Escrita em 1968, em um contexto em que a Itália ainda se recuperava dos abalos provocados pela Segunda Guerra, a peça retoma, de certa forma, a eterna discussão sobre a finalidade da arte. Em um país que tinha tantas preocupações e problemas graves a resolver, o teatro poderia soar completamente supérfluo.
O intuito de Eduardo de Filippo talvez fosse provar exatamente o contrário. “É uma questão que ainda não resolvemos”, comenta Módena. “Até hoje, não temos uma política cultural de fato, mas uma política apenas emergencial.”
Dramaturgo, ator e cineasta (diretor de filmes, como Hoje, Amanhã, Depois de Amanhã), Eduardo de Filippo criou A Arte da Comédia sem desprezar seus antecessores na tradição teatral italiana. A trama é nitidamente devedora da temática maior de Luigi Pirandello (1897-1936): o paradoxo entre a essência e a aparência, a distância entre o que um homem é e a maneira como é visto pelos outros. “Mas ele carrega esse debate para um território mais político e menos existencial”, ressalva o diretor. Para Ricardo Blat, indicado aos prêmios Shell e Cesgranrio por sua atuação, o texto vem justamente para afirmar a função social de cada profissão. “Mostrar o quanto o teatro pode ser uma ferramenta forte para mudar a sociedade”, crê o ator.

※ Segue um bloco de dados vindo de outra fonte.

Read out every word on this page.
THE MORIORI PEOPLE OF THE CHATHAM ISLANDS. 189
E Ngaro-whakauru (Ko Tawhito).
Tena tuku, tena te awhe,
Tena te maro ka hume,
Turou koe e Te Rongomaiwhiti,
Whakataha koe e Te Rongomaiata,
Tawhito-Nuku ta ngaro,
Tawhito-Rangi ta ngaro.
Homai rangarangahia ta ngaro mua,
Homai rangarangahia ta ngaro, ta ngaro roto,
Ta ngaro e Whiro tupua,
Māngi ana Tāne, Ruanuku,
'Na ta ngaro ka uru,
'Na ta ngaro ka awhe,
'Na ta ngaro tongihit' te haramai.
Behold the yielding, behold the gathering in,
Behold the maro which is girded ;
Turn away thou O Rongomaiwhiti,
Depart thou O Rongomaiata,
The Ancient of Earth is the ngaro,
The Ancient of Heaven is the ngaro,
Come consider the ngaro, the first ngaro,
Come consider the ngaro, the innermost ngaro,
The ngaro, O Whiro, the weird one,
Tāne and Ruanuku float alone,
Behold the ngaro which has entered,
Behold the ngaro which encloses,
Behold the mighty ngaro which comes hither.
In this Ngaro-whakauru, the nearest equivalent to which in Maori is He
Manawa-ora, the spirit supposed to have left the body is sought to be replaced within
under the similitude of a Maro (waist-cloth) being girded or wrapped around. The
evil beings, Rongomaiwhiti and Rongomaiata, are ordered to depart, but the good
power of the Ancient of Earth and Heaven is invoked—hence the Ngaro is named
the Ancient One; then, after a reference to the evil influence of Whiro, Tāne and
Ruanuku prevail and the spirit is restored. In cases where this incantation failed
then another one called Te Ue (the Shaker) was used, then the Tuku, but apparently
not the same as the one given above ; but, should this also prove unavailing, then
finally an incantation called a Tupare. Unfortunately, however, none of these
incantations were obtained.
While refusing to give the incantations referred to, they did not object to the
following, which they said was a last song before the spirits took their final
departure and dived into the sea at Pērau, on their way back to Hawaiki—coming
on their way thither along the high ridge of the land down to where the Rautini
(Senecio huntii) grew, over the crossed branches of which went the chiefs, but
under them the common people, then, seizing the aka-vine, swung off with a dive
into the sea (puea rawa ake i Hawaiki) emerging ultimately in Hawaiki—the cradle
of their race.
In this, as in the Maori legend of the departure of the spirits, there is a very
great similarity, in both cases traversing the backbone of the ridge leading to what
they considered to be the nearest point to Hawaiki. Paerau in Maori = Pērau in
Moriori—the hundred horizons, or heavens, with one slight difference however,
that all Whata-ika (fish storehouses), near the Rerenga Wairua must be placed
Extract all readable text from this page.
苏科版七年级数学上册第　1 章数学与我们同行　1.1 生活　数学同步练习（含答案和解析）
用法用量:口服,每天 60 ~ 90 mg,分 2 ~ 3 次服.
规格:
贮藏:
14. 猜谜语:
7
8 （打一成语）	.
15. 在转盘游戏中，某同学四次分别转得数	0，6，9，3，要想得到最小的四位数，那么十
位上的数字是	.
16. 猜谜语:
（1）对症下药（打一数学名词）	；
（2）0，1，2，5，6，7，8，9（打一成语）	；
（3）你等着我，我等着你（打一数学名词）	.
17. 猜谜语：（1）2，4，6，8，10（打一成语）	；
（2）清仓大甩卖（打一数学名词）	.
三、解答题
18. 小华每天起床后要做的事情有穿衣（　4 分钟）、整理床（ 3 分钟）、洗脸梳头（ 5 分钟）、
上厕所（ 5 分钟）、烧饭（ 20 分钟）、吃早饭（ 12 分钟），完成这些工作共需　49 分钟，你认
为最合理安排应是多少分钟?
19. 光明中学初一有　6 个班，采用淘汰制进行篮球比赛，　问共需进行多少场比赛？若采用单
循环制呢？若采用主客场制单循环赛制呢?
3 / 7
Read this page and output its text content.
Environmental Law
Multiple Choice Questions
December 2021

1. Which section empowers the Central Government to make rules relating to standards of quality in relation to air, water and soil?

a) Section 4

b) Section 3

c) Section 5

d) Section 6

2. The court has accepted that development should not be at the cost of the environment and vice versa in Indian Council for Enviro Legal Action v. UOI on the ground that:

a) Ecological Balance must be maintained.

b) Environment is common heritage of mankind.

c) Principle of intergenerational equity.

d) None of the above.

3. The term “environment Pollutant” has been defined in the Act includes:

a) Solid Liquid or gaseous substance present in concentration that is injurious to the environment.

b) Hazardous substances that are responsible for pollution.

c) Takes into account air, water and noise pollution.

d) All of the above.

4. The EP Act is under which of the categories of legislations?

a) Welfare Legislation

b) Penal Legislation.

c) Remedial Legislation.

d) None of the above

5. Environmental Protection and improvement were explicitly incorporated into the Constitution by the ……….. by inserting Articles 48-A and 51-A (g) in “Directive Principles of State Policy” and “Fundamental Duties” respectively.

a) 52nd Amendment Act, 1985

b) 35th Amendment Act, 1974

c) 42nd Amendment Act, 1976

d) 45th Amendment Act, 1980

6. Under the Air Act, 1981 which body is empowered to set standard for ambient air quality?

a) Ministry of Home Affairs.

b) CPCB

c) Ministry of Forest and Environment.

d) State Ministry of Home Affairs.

Outra herança que o autor considera é a de Goldoni (1701-1793). Esse grande reformador da comédia no século 18 subverteu os mecanismos da Commedia dell’Arte para criar um teatro de reflexão. Uma arte que ambicionava, através do riso, moralizar os costumes. “Não importa quantas camadas o texto tenha, A Arte da Comédia é muito popular e consegue se comunicar com públicos diferentes”, pontua Módena.
A reunião de um elenco com 13 atores (recentemente, apenas as produções dos grandes musicais conseguem bancar um casting desse tamanho) também se coloca como uma forma de resistência. “Uma atitude quase quixotesca”, considera o diretor.
As informações são do jornal O Estado de S. Paulo.